- Born: 28 April 1971 Mostaganem, Algeria
- Died: 29 September 1995 (aged 24) Lyon, France
- Organization: GIA
- Known for: Involvement in 1995 terror bombings in France
- Relatives: 4 sisters, 3 brothers

= Khaled Kelkal =

Khaled Kelkal (خالد كلكال) (April 28, 1971 – September 29, 1995) was a French and Algerian terrorist affiliated with the GIA. He was involved in the 1995 terror bombings in France.

==Biography==
Khaled Kelkal was born in 1971 in Mostaganem, Algeria. The family moved to Vaulx-en-Velin, a suburb of Lyon, when he was an infant. He had four sisters and three brothers. While attending La Martinière lycée top of his class in Lyon, he became a juvenile delinquent. His older brother Nouredine was sentenced to 9 years in prison for armed robbery. In 1990, Kelkal was placed on probation for four months for trafficking in stolen cars. A few months later, he was arrested for thefts using cars as battering rams to enter private properties. He was sentenced to four years in prison.

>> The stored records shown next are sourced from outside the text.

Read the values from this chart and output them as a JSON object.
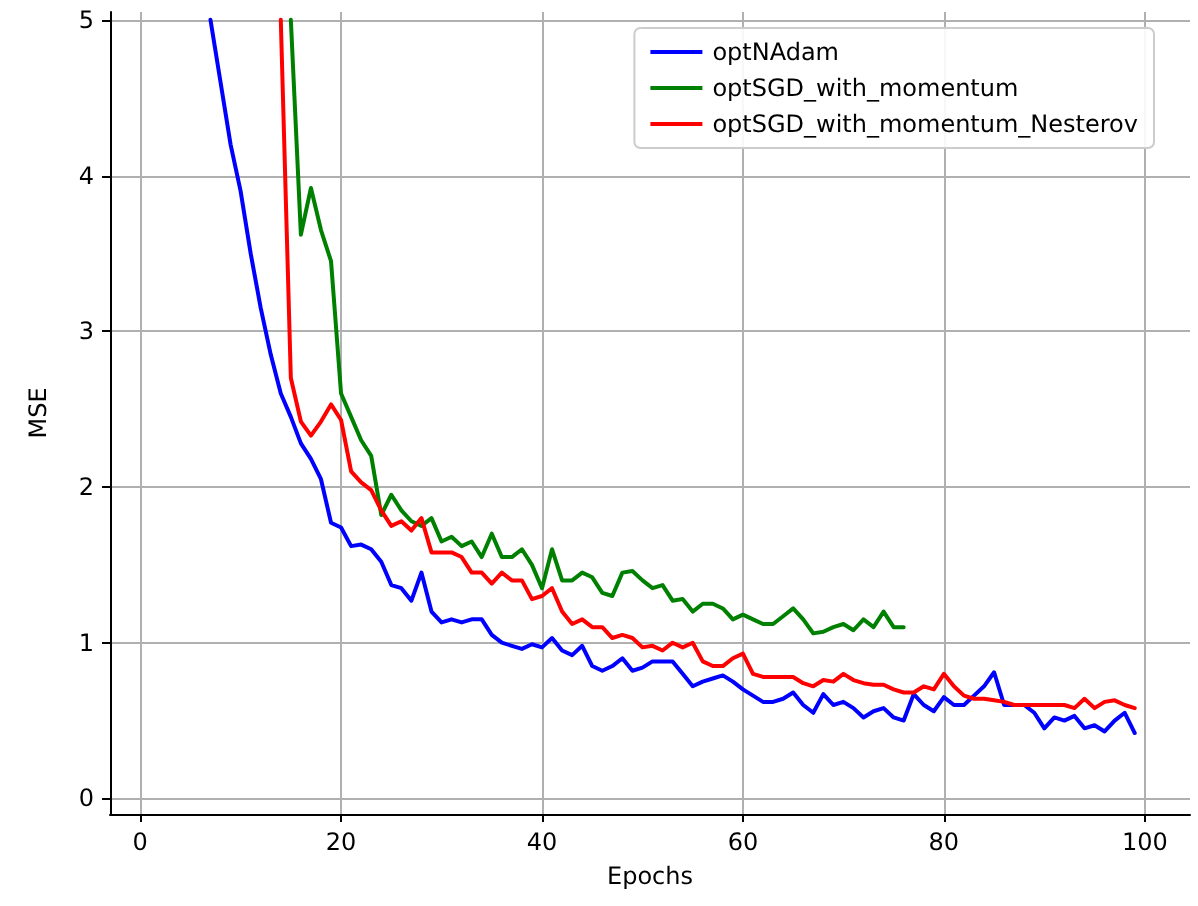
{
  "chart_data": {
    "type": "line",
    "xlabel": "Epochs",
    "ylabel": "MSE",
    "xlim": [
      -3,
      104.5
    ],
    "ylim": [
      -0.1,
      5.05
    ],
    "xticks": [
      0,
      20,
      40,
      60,
      80,
      100
    ],
    "yticks": [
      0,
      1,
      2,
      3,
      4,
      5
    ],
    "grid": true,
    "legend": "top right",
    "marker": "none",
    "line_style": "solid",
    "series": [
      {
        "name": "optNAdam",
        "color": "#0000ff",
        "x": [
          7,
          9,
          10,
          11,
          12,
          13,
          14,
          15,
          16,
          17,
          18,
          19,
          20,
          21,
          22,
          23,
          24,
          25,
          26,
          27,
          28,
          29,
          30,
          31,
          32,
          33,
          34,
          35,
          36,
          37,
          38,
          39,
          40,
          41,
          42,
          43,
          44,
          45,
          46,
          47,
          48,
          49,
          50,
          51,
          52,
          53,
          54,
          55,
          56,
          57,
          58,
          59,
          60,
          61,
          62,
          63,
          64,
          65,
          66,
          67,
          68,
          69,
          70,
          71,
          72,
          73,
          74,
          75,
          76,
          77,
          78,
          79,
          80,
          81,
          82,
          83,
          84,
          85,
          86,
          87,
          88,
          89,
          90,
          91,
          92,
          93,
          94,
          95,
          96,
          97,
          98,
          99
        ],
        "values": [
          5.0,
          4.2,
          3.9,
          3.5,
          3.15,
          2.85,
          2.6,
          2.45,
          2.28,
          2.18,
          2.05,
          1.77,
          1.74,
          1.62,
          1.63,
          1.6,
          1.52,
          1.37,
          1.35,
          1.27,
          1.45,
          1.2,
          1.13,
          1.15,
          1.13,
          1.15,
          1.15,
          1.05,
          1.0,
          0.98,
          0.96,
          0.99,
          0.97,
          1.03,
          0.95,
          0.92,
          0.98,
          0.85,
          0.82,
          0.85,
          0.9,
          0.82,
          0.84,
          0.88,
          0.88,
          0.88,
          0.8,
          0.72,
          0.75,
          0.77,
          0.79,
          0.75,
          0.7,
          0.66,
          0.62,
          0.62,
          0.64,
          0.68,
          0.6,
          0.55,
          0.67,
          0.6,
          0.62,
          0.58,
          0.52,
          0.56,
          0.58,
          0.52,
          0.5,
          0.67,
          0.6,
          0.56,
          0.65,
          0.6,
          0.6,
          0.66,
          0.72,
          0.81,
          0.6,
          0.6,
          0.6,
          0.55,
          0.45,
          0.52,
          0.5,
          0.53,
          0.45,
          0.47,
          0.43,
          0.5,
          0.55,
          0.42
        ]
      },
      {
        "name": "optSGD_with_momentum",
        "color": "#008000",
        "x": [
          15,
          16,
          17,
          18,
          19,
          20,
          21,
          22,
          23,
          24,
          25,
          26,
          27,
          28,
          29,
          30,
          31,
          32,
          33,
          34,
          35,
          36,
          37,
          38,
          39,
          40,
          41,
          42,
          43,
          44,
          45,
          46,
          47,
          48,
          49,
          50,
          51,
          52,
          53,
          54,
          55,
          56,
          57,
          58,
          59,
          60,
          61,
          62,
          63,
          64,
          65,
          66,
          67,
          68,
          69,
          70,
          71,
          72,
          73,
          74,
          75,
          76
        ],
        "values": [
          5.0,
          3.62,
          3.92,
          3.65,
          3.45,
          2.6,
          2.45,
          2.3,
          2.2,
          1.82,
          1.95,
          1.85,
          1.78,
          1.75,
          1.8,
          1.65,
          1.68,
          1.62,
          1.65,
          1.55,
          1.7,
          1.55,
          1.55,
          1.6,
          1.5,
          1.35,
          1.6,
          1.4,
          1.4,
          1.45,
          1.42,
          1.32,
          1.3,
          1.45,
          1.46,
          1.4,
          1.35,
          1.37,
          1.27,
          1.28,
          1.2,
          1.25,
          1.25,
          1.22,
          1.15,
          1.18,
          1.15,
          1.12,
          1.12,
          1.17,
          1.22,
          1.15,
          1.06,
          1.07,
          1.1,
          1.12,
          1.08,
          1.15,
          1.1,
          1.2,
          1.1,
          1.1
        ]
      },
      {
        "name": "optSGD_with_momentum_Nesterov",
        "color": "#ff0000",
        "x": [
          14,
          15,
          16,
          17,
          18,
          19,
          20,
          21,
          22,
          23,
          24,
          25,
          26,
          27,
          28,
          29,
          30,
          31,
          32,
          33,
          34,
          35,
          36,
          37,
          38,
          39,
          40,
          41,
          42,
          43,
          44,
          45,
          46,
          47,
          48,
          49,
          50,
          51,
          52,
          53,
          54,
          55,
          56,
          57,
          58,
          59,
          60,
          61,
          62,
          63,
          64,
          65,
          66,
          67,
          68,
          69,
          70,
          71,
          72,
          73,
          74,
          75,
          76,
          77,
          78,
          79,
          80,
          81,
          82,
          83,
          84,
          85,
          86,
          87,
          88,
          89,
          90,
          91,
          92,
          93,
          94,
          95,
          96,
          97,
          98,
          99
        ],
        "values": [
          5.0,
          2.7,
          2.42,
          2.33,
          2.42,
          2.53,
          2.43,
          2.1,
          2.03,
          1.98,
          1.85,
          1.75,
          1.78,
          1.72,
          1.8,
          1.58,
          1.58,
          1.58,
          1.55,
          1.45,
          1.45,
          1.38,
          1.45,
          1.4,
          1.4,
          1.28,
          1.3,
          1.35,
          1.2,
          1.12,
          1.15,
          1.1,
          1.1,
          1.03,
          1.05,
          1.03,
          0.97,
          0.98,
          0.95,
          1.0,
          0.97,
          1.0,
          0.88,
          0.85,
          0.85,
          0.9,
          0.93,
          0.8,
          0.78,
          0.78,
          0.78,
          0.78,
          0.74,
          0.72,
          0.76,
          0.75,
          0.8,
          0.76,
          0.74,
          0.73,
          0.73,
          0.7,
          0.68,
          0.68,
          0.72,
          0.7,
          0.8,
          0.72,
          0.66,
          0.64,
          0.64,
          0.63,
          0.62,
          0.6,
          0.6,
          0.6,
          0.6,
          0.6,
          0.6,
          0.58,
          0.64,
          0.58,
          0.62,
          0.63,
          0.6,
          0.58
        ]
      }
    ]
  }
}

==Conversion to radical Islam==
While he was incarcerated, he met "Khelif," an Islamist who had fled France to evade trial. Upon his return to France in 1989 he was sentenced to 7 years in prison. While in jail, Khelif attempted to recruit Algerians to man militant organisations in Algeria. After his release, Kelkal regularly attended the Bilal Mosque in Vaulx-en-Velin; the mosque was headed by imam Mohamed Minta, a sympathiser of the Foi et Pratique ("Faith and practice") fundamentalist organisation. In 1993, Kelkal went to Mostaganem, in Algeria, to visit his family. There, he was probably recruited by one of the radical branches of the GIA, headed by Djamel Zitouni, whose aim was to "punish France."

==Criminal activities ==
On 11 July 1995, Kelkal was involved in the assassination of Imam Sahraoui in his mosque in Paris. Sahraoui was considered too moderate by the GIA, and might have attempted to steal money from them. Four days later, in Bron, a suburb of Lyon, Kelkal opened fire on gendarmes at a checkpoint and evaded arrest. On 26 August 1995, during the bombing campaign in France, a gas bottle equipped with a detonation system was found near the Paris-Lyon TGV railway, near Cailloux-Sur-Fontaines (Rhône). The device had not exploded, and was found to be similar to the one which had been set off on 25 July in the Saint-Michel–Notre-Dame RER station. Fingerprints of Khaled Kelkal were found on the bomb, and a search for him began. His picture was displayed in public places all over France.

==Death==
On 29 September 1995, after a search in the forest of Malval near Lyon, Kelkal was found in a place called "La Maison Blanche". He attempted to resist arrest and was shot dead by the gendarmes of EPIGN. Kelkal's death was shown on television, and a debate erupted over the shooting. On the television footage, as the gendarmes approach Kelkal, one of them was heard yelling "Finis-le, finis-le !" ("Finish him, Finish him!") Initially, Kelkal was shot in the leg, but he aimed a pistol at the gendarmes, who opened fire in self-defence.

==Aftermath==
Using Kelkal's address book, the police arrested other terrorists. Boualem Bensaïd, Kelkal's superior, was arrested in Paris, as he was planning the bombing in a market of Lille. Further investigations revealed that Kelkal had been behind the car bomb that exploded in front of a Jewish school on 7 September 1995 in Villeurbanne, a suburb of Lyon, which was set to explode as the children left the building at the end of the school day. By a stroke of luck, the school bell rang late and no children were outside when the bomb detonated.